In general, it’s a good idea to discuss sleep apnea with your doctor if you meet the following criteria: over 40; overweight or obese; high blood pressure or diabetes; snore or snore while sleeping; your partner has noted that you frequently gasp for breath at night or stop breathing for a period of time; you know someone in your family has had it; you have a large neck or smaller airway in your nose, throat, or mouth.
What symptoms and indicators are present?
Most often, the issue is discovered when a bed partner or family member complains of loud snoring and/or observes breathing pauses followed by gasps for air.
Other warning signs or symptoms include:
- restless sleep
- trouble falling or staying asleep at night
- extreme exhaustion
- difficulty focusing which increases the risk of accidents at work or while operating a motor vehicle
- the desire to urinate upon awakening.
Asthma, allergies, and OSA are all related, so be sure to discuss these issues with your doctor as well.
Even though a clear sign of sleep apnea, loud snoring is not always present.

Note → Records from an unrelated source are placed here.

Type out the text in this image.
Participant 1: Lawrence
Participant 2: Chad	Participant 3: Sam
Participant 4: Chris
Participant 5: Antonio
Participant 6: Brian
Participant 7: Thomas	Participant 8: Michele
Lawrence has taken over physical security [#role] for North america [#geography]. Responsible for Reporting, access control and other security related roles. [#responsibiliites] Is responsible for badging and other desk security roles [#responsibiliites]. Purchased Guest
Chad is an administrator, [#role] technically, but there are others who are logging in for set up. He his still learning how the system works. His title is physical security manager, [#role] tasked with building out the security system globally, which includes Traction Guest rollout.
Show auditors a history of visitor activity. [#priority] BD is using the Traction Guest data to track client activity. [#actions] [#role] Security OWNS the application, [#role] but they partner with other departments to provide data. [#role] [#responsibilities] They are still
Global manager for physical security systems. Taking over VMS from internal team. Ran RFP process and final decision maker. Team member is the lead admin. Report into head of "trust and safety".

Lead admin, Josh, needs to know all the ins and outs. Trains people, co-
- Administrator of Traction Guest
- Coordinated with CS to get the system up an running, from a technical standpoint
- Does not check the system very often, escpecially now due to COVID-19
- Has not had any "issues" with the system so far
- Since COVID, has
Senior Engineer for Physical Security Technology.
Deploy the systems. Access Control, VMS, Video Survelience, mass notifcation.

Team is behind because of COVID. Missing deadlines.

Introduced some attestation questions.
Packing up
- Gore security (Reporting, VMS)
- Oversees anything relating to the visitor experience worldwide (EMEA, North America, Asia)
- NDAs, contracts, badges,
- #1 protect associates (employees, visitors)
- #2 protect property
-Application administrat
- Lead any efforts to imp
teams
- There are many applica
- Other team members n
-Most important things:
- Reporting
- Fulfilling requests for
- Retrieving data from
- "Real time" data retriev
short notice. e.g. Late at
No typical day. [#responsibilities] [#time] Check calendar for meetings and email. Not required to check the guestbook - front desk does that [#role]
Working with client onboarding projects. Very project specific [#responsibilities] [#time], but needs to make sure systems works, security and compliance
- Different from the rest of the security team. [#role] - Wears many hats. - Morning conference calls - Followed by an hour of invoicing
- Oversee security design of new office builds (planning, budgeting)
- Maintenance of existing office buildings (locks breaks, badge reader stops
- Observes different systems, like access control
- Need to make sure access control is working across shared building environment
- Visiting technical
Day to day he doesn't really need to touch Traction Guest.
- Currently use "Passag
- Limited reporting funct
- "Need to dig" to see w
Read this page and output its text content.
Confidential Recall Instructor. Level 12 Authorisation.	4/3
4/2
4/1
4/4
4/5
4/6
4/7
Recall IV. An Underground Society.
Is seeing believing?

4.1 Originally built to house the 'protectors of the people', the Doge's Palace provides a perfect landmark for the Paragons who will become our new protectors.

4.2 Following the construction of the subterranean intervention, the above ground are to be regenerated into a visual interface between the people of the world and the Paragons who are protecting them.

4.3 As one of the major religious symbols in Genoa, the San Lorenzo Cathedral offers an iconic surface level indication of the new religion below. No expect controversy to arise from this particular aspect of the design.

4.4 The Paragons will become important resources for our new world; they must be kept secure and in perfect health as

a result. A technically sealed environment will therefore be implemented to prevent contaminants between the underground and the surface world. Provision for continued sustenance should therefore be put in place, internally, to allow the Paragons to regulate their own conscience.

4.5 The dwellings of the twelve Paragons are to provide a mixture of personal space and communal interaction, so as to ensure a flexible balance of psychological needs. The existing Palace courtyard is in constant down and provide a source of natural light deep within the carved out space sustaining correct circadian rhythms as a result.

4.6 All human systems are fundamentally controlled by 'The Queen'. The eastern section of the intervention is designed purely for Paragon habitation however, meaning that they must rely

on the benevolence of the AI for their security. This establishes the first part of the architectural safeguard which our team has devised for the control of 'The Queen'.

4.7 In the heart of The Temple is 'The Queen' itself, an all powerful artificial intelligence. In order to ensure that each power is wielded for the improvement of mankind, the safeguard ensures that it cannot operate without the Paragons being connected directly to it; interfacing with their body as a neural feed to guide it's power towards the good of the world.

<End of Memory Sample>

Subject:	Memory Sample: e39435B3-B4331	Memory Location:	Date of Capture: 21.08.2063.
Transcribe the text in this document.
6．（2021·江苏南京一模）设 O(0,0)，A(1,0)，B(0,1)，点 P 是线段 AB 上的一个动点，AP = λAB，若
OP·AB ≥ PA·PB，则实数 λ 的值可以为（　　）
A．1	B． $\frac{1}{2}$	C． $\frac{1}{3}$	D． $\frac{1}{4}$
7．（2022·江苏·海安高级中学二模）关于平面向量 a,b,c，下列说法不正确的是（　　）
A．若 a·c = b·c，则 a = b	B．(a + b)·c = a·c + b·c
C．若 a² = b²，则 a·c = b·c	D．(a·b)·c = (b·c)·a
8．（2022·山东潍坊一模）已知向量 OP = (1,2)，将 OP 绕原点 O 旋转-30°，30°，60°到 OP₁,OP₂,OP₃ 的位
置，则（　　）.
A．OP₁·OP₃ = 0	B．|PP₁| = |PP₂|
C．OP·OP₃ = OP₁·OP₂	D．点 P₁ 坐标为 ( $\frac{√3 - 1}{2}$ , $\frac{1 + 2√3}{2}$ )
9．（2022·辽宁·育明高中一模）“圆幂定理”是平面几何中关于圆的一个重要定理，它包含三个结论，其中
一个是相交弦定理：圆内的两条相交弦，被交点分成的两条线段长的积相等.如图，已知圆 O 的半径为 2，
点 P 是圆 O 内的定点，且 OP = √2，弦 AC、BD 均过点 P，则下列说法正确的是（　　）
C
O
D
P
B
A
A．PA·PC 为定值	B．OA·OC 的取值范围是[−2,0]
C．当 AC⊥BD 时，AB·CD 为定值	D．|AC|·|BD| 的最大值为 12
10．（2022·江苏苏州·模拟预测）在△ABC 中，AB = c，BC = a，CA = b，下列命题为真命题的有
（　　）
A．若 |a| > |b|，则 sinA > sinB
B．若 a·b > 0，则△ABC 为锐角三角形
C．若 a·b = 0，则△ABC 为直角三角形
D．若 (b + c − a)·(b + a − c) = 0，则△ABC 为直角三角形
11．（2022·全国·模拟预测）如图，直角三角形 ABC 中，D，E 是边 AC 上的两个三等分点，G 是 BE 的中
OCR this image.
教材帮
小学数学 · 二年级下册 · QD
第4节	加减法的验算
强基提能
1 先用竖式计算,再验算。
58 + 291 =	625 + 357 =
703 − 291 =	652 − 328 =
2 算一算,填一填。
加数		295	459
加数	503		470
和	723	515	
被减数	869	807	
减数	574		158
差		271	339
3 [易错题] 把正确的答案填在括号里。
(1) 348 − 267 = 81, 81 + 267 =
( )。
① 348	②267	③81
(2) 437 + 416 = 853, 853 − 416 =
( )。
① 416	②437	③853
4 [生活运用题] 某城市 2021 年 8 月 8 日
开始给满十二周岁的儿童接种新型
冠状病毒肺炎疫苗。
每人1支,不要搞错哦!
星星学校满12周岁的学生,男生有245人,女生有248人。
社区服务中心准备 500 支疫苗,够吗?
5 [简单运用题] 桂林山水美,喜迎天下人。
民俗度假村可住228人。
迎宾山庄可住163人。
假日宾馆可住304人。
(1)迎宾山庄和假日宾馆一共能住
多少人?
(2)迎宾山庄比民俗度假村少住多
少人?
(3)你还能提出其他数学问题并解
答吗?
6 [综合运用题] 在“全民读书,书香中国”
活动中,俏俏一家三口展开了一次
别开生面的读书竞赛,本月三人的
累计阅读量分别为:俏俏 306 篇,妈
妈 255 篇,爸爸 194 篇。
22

Many doctors agree that elevated blood pressure, particularly in circumstances when it is difficult to cure it, should be a warning sign to consider sleep apnea.
Exactly how is sleep apnea diagnosed?
Your health care practitioner will do a physical exam, which involves checking your throat, mouth, and nose, if you believe you have sleep apnea. Additionally, he or she will inquire about your sleeping patterns and overall well-being. Try to keep track of your sleep patterns, levels of daytime exhaustion, including any instances of being sleepy or drowsy at work, as well as any other symptoms or health issues.
An overnight sleep study is often used to confirm sleep apnea (called polysomnography). This test is often performed by a sleep medicine expert in a hospital or sleep clinic in a space that is decorated to resemble a cozy hotel room and lasts for six or more hours.
Your body will be covered with electrodes and sensors that will record and track your heart rate, blood oxygen level, brain waves, eye activity, breathing patterns, and muscle movements, especially in your arms and legs.
The findings can definitively prove if you stop breathing for at least five times an hour while you sleep, at least once lasting 10 seconds or more. Based on how many times each hour you stop breathing or have restricted airflow to your lungs, sleep apnea may range from mild to severe.